E’ dedicata a Sandy Skoglund, pioniera e indiscussa protagonista della Staged Photography - filone di ricerca degli anni ottanta, incentrato sulla riproduzione fotografica di scene immaginarie ricostruite artificialmente - l’originale mostra dal titolo “Visioni ibride” in corso a Camera – Centro Italiano per la Fotografia di Torino fino al 31 marzo. Curata da Germano Celant, la rassegna è costituita da oltre cento immagini che si snodano lungo un percorso articolato dagli anni settanta ad oggi.
Ideatrice di una fotografia legata alla memoria e alla materia, Skoglund (Weymouth, Massachusset, 1946) crea le sue immagini a partire da installazioni che hanno una loro autonomia artistica e sono composte da elementi che vanno dal cibo alla ceramica, dagli oggetti quotidiani a sculture, e dove appaiono persone, figure umane e animali che risaltano in interni domestici. Le installazioni e le sue fotografie sono caratterizzate da colori stridenti - giallo, rosso, blu, rosa - in cui sono contenuti eventi sorprendenti in quanto accaduti in luoghi reali, come appartamenti, ristoranti e foreste.
L’esposizione torinese si apre con le prime serie fotografiche prodotte a metà anni Settanta, dove emergono i temi tipici dell’interno domestico e della sua trasformazione in luogo di apparizioni tra comico e inquietante, fino alle grandi composizioni dei primi anni Ottanta.

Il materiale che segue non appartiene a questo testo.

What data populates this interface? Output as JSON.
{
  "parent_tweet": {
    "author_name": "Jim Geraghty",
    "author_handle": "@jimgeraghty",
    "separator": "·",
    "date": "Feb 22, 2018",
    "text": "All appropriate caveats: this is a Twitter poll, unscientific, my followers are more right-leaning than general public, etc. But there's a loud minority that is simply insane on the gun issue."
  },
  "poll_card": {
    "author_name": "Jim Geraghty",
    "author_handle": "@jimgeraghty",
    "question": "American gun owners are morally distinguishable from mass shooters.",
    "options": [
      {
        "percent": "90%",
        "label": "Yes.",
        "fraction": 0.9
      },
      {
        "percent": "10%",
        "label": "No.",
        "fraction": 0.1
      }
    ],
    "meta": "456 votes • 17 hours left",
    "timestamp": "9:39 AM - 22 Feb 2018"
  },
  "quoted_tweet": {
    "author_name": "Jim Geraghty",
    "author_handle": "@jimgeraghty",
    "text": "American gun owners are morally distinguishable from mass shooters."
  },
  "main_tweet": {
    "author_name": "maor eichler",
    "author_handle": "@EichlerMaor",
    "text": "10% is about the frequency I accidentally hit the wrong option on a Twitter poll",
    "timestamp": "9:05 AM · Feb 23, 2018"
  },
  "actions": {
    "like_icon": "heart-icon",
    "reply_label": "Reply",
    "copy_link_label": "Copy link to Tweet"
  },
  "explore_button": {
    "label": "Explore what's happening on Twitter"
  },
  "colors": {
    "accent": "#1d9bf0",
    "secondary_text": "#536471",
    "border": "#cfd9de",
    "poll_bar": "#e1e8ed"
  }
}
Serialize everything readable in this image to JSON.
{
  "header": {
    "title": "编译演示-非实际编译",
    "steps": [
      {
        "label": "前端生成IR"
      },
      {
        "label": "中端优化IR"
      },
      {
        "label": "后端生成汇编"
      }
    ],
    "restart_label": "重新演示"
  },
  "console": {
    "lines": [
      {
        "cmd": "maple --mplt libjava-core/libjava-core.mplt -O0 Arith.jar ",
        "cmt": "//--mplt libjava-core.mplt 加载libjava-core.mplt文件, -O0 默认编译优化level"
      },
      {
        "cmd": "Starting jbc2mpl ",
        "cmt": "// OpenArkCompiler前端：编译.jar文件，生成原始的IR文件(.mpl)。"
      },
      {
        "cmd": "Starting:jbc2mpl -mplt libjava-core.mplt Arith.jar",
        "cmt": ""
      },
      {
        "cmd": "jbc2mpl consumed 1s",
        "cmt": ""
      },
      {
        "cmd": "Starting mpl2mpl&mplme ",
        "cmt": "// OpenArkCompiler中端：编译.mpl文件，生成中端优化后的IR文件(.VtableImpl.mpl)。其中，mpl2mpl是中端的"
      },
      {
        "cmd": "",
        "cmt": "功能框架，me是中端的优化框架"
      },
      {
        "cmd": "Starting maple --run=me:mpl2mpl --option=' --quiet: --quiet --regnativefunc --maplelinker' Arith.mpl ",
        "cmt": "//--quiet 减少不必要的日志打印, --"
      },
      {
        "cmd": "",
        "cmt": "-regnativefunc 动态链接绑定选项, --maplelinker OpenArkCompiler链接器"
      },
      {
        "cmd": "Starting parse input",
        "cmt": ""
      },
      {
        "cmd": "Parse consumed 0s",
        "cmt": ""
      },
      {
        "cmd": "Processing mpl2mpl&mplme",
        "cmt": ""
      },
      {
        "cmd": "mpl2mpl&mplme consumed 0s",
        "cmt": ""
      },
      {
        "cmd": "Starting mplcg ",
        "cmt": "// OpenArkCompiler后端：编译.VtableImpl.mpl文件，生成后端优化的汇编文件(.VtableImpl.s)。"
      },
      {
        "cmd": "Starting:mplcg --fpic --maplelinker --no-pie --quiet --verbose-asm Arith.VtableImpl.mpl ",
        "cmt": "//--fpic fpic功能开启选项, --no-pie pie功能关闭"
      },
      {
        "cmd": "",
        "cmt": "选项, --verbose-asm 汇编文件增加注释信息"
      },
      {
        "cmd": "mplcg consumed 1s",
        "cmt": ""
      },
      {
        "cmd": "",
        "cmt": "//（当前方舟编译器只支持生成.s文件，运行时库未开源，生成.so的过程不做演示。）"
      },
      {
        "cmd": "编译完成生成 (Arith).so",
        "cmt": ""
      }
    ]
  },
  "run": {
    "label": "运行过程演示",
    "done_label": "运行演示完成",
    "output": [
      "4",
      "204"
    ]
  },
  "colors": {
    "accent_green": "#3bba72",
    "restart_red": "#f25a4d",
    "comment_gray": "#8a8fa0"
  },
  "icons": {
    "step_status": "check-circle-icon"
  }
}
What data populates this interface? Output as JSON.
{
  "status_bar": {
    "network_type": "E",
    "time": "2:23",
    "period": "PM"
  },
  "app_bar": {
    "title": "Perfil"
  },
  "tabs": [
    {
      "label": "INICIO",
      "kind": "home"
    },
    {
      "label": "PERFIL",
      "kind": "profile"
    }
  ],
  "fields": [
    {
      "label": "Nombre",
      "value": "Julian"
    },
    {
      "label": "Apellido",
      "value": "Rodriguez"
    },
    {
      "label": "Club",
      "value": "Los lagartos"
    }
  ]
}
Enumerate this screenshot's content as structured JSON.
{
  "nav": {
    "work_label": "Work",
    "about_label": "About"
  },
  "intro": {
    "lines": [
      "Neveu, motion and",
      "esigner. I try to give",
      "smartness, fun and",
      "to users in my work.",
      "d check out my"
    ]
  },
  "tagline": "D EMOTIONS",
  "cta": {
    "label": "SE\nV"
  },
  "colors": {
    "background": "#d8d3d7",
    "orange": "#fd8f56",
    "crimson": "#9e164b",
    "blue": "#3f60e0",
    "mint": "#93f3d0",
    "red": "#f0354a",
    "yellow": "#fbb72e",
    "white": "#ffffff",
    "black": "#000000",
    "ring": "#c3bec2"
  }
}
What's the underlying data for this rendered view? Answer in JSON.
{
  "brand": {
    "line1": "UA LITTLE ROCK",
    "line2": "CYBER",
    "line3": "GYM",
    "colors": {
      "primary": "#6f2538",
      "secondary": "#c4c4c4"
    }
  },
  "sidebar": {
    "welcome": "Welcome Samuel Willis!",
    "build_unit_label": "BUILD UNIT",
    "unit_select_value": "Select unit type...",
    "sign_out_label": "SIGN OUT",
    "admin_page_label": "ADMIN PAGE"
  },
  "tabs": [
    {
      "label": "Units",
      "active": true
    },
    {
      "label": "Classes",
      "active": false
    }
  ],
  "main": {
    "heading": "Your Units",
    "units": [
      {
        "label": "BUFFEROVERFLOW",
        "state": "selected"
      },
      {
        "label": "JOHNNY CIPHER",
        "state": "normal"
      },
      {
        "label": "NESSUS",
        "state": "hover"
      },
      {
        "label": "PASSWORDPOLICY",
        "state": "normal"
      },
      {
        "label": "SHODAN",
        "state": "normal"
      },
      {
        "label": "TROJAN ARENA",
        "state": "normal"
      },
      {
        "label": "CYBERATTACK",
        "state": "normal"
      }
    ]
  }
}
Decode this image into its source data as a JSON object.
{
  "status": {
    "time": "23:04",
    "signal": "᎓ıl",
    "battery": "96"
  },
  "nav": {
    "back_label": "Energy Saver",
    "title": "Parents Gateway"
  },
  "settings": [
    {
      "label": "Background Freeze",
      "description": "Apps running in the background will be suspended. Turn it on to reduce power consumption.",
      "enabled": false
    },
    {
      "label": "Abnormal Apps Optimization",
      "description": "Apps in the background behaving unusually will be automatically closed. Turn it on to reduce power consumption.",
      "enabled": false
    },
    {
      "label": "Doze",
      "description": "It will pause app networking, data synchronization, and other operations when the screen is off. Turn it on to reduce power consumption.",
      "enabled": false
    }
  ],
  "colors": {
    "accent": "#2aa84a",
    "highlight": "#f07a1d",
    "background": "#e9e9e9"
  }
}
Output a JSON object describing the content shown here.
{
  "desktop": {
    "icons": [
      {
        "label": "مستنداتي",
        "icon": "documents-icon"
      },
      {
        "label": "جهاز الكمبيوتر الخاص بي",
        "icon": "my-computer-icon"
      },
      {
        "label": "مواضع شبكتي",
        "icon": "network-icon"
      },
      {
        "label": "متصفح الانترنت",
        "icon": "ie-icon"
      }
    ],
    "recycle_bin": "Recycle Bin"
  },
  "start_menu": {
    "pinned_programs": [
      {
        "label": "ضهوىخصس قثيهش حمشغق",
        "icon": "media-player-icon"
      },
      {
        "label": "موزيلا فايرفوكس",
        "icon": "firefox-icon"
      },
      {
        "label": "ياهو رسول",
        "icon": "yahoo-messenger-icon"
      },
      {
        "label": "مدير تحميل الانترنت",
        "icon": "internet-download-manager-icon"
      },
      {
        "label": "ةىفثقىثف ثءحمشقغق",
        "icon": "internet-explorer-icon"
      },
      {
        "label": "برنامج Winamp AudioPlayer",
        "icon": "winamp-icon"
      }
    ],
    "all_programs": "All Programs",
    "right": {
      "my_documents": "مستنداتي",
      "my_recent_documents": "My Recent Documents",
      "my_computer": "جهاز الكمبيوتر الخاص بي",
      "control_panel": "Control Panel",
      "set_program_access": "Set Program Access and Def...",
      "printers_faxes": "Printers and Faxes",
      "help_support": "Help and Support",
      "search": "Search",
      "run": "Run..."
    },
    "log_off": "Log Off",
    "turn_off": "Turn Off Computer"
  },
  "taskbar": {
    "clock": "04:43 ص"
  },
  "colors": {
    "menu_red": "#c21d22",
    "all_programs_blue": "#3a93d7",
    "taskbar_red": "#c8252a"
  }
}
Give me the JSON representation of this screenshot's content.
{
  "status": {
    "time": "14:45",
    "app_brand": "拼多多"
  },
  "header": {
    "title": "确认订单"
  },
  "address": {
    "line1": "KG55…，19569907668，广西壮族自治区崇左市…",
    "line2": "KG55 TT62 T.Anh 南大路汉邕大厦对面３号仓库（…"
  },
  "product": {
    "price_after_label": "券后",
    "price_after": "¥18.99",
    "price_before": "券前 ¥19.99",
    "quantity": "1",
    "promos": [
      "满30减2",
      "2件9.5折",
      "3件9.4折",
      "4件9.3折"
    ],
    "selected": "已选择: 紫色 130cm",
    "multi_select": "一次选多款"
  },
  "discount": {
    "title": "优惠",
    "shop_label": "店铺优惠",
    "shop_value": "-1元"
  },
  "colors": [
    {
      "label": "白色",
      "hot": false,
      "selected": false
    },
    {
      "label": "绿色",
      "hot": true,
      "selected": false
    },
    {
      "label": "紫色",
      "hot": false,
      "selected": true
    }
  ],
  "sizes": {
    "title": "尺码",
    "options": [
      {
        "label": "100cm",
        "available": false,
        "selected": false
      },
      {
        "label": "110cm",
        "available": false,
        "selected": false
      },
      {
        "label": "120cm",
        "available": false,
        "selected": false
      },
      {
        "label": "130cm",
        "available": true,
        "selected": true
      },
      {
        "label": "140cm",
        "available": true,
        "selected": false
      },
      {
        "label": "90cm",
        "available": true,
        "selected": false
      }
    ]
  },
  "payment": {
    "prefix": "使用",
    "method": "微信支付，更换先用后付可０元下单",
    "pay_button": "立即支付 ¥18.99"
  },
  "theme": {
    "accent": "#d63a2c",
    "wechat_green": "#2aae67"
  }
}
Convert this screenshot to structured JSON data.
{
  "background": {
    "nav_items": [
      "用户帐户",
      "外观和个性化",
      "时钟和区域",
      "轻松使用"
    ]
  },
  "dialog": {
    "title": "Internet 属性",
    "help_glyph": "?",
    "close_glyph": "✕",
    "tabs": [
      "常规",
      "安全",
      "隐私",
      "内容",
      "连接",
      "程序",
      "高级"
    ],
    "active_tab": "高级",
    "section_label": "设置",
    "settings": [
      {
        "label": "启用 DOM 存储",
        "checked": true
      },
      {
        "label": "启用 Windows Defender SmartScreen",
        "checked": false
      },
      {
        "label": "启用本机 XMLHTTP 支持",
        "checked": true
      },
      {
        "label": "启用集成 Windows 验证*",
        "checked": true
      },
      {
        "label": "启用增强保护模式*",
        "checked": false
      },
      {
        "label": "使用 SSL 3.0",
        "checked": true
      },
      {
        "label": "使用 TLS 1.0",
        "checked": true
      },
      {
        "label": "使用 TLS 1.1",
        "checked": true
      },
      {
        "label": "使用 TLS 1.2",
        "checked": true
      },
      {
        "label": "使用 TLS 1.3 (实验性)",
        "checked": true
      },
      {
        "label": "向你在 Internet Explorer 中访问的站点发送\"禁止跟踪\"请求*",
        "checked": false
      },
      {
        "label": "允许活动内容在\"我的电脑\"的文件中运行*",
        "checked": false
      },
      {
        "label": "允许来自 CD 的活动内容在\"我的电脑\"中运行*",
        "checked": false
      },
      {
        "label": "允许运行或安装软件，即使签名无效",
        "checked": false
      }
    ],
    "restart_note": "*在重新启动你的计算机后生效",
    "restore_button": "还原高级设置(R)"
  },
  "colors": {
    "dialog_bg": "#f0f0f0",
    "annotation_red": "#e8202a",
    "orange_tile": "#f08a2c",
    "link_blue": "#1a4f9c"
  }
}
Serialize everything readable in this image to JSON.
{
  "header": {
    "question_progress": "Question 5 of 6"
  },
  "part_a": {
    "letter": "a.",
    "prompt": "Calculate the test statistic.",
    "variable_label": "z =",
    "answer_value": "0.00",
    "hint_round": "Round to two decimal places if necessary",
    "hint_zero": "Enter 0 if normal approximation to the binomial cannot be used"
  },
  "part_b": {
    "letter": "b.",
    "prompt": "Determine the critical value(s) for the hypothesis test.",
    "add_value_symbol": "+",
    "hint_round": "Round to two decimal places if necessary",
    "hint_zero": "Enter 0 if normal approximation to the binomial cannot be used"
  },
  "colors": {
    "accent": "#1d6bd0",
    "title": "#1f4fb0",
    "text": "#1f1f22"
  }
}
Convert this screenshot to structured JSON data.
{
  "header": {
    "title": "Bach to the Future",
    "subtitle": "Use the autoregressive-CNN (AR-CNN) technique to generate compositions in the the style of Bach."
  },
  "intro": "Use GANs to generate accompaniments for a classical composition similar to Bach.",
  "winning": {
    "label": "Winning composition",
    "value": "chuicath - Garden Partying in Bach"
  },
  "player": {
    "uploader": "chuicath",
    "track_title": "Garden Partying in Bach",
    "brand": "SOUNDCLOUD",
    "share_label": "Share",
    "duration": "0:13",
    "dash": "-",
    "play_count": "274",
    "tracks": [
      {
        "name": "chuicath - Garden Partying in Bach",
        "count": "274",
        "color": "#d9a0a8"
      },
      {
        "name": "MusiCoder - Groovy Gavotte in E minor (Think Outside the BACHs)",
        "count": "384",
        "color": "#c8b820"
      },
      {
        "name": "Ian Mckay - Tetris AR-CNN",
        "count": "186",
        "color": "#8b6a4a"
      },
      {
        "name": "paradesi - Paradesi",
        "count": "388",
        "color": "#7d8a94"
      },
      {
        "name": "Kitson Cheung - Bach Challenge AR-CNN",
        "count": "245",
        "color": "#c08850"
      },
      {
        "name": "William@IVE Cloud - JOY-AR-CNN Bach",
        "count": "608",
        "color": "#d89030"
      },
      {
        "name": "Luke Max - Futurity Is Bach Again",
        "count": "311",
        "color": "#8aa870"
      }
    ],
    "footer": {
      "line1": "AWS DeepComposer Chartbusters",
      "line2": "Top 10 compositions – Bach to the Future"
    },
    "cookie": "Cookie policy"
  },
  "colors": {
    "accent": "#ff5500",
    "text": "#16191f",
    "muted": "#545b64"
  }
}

In particolare, le visionarie “Radioactive cats” e “Revenge of the goldfish” sono rivisitazioni surreali di ambienti famigliari dai colori improbabili, invasi da gatti verdi e pesci volanti. Per Sandy Skoglund “esiste un contrasto tra l’aspetto della fantasia - gli animali sono come cartoon o fantasie - e la realtà”. E non a caso le sue immagini nascono sempre dalla costruzione di un set che poi fotografa: un procedimento installativo, scultoreo e fotografico che ritroviamo in mostra, dove alcune sculture rimandano alle fotografie e viceversa. E se tra le opere storiche è da registrare i venti scatti della serie “True Fiction Two” (1986-2005), va sottolineato che una componente rilevante del codice visivo di Sandy Skoglund è il colore, teso a comunicare l’energia di una situazione estetica, connessa alla nuova espressività dei media. L’artista infatti impiega tinte complementari e contrastanti per aumentare la brillantezza delle tonalità e per creare una composizione visiva carica di tensione artificiale. Spettacolari in tal senso sono “Fox games” con 22 volpi rosse che gironzolano giocosamente tra i tavoli di un ristorante intriso di una tonalità di grigio, e “The Green House” con due persone avvolte in accappatoi verdi.
Mentre in “The Cocktail Party” è una nuova pelle, costituita da fiocchi di formaggio impregnati di resina, l’abito e il rivestimento per il soggetto e i suoi luoghi di vita. Ma a ripopolare l’ambiente ci pensano le libellule in vetro di “Breathing Glass”. E non manca uno sguardo al cibo e al suo sbocciare epidermico nello spazio, così da trasformarlo in “The Wedding” in un rifugio dove la marmellata di fragole e arance ricopre l’intero involucro parietale. Di recente realizzazione sono invece “Fresh Hybrid” e l’inedito “Winter” (2018), un’ opera realizzata negli ultimi dieci anni costituita da un’immagine cristallizzata di un paesaggio artificiale visivamente ed emotivamente coinvolgente - capitolo di una serie dedicata alle quattro stagioni -, una vera e propria riflessione non solo sull’arte ma sulla vita, sul rapporto uomo/natura e artificio/realtà. Del resto, come afferma Skoglund, “per resistere all’istantanea, questa fotografia si muove alla velocità di un ghiacciaio. Il tempo resta immobile per un momento, ma solo dopo un lungo periodo di accumulazione e fatica. Ogni frammento di ‘Winter’ è stato scelto per esprimere la paura primaria della dipendenza umana dalla natura e dagli altri”. Anche così la fotografa statunitense ci invita a una riflessione sul mondo, dentro un contesto visivo e ambientale dai risvolti fantastici e dinamici, e dove il suo sguardo ci spinge verso la lettura di nuove realtà e nuove configurazioni.